As we all know, Harry Redknapp’s charges turned the red devils over 2-0 and everyone was happy except for Ron Atkinson and his motley crue of underachievers. Leigh could look forward to as many cheap dates as he liked as long as the lady loved pepperoni. Within months however, the goalkeeping hero was informed that his “lifetime supply” had ran out. The restaurant had been bought and the new management had decided not to honour the deal.

The new proprietor? Why obviously, one Harry Redknapp.

George Graham ties his players up.
Legend has it that whilst in the process of perfecting his sides ruthlessly efficient offside trap, ex-Arsenal manager George Graham went to extreme measures to drill home an understanding of the instruction “to keep a line”. The dour one is said to have tied Messrs Winterburn, Bould, Adams and Dixon together using a length of rope that stretched almost the width of the pitch. At this moment in time, our investigators can neither confirm nor deny that a spring loaded gadget was inserted in the right armpit of Tony Adams which was triggered whenever the ball was played between him and the Gunners’ goal causing Adams’ arm to shoot skywards.

Phil Brown puts Tigers in detention.
After a bright start to life in the Premier League, Hull City had begun to find the going tough during December. A0-4 defeat to Sunderland at the KC Stadium was followed by a daunting trip to Eastlands to face a Manchester City side which included the talents of Stephen Ireland, Robinho and Shaun Wright-Phillips. By half-time the hosts were 4-0 up and looking as though they may hit double figures if things carried on in the same fashion during the second period. As the half-time whistle blew, the perma-tanned Tigers manager, Phil Brown decided he’d seen enough and marched across the pitch towards his clubs fans. Gathering his troops, he proceeded to give them a rollicking right there on the grass. They were not to be allowed to return to the warmth of the dressing room and therefore braved the cold, boxing day conditions for a solid two hours. It was the beginning of the end of Brown’s time at Hull City with the Tigers winning just 6 from 47 league matches until Brown’s sacking in March 2010.

Big Ron serenades the Holte End.
Upon conceding defeat to Manchester United in the Premier League title race of 1992-93, Ron Atkinson decided the time was right to unleash his vocal talents into the stratosphere of football. After Aston Villa’s 1-0 defeat to Oldham Athletic, Big Ron strolled onto the Villa Park pitch, cleared his throat and treated the Holte End to a rendition of Frank Sinatra’s ‘My Way’. Such self-indulgent showmanship after slipping to second place has never been seen since.

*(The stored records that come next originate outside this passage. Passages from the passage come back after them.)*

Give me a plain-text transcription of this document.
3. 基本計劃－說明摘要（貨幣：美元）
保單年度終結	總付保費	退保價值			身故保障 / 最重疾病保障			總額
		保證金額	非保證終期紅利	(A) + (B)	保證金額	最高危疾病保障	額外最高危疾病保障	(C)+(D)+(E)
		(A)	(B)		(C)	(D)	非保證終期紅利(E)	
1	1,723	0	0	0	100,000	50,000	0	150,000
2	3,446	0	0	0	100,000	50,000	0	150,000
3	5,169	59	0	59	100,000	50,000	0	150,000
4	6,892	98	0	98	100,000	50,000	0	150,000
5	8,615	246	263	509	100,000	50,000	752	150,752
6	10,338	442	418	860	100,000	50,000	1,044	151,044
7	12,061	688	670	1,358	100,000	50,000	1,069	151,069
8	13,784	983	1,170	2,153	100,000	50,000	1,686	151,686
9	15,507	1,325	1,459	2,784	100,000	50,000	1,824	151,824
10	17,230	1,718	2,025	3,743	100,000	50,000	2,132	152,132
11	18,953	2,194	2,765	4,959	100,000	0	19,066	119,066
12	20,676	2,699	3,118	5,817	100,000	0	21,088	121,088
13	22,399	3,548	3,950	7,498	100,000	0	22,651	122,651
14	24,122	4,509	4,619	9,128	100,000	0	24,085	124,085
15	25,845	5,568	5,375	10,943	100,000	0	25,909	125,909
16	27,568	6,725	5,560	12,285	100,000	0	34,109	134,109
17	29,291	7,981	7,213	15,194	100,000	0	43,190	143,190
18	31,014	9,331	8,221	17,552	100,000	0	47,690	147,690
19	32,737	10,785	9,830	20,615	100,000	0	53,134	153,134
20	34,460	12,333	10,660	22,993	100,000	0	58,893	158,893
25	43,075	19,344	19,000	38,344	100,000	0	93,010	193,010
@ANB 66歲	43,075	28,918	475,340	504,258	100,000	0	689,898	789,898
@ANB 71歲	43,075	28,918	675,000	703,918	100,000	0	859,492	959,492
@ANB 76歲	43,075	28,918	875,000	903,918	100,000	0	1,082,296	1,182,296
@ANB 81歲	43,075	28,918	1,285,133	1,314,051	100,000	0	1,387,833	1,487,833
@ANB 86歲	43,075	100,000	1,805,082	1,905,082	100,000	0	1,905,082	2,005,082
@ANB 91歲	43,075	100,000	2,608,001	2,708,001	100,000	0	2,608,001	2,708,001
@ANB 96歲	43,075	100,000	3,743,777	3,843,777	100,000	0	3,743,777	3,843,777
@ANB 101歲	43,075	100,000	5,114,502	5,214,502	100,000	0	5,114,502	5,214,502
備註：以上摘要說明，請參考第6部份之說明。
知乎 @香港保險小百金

Ron lollipopped his way across the turf with a glint in his eye and reflected on a job not done not quite well enough. Regrets? Shaun Teale had a few, and ultimately the Villains had bitten off more than they could chew.
Alas, the record shows, they took the blows and finished second.
Whilst writing this article, I have realised where Phil Brown got his inspiration from. The perma -tan, the serenading of supporters to celebrate failure and talking a whole load of bollocks.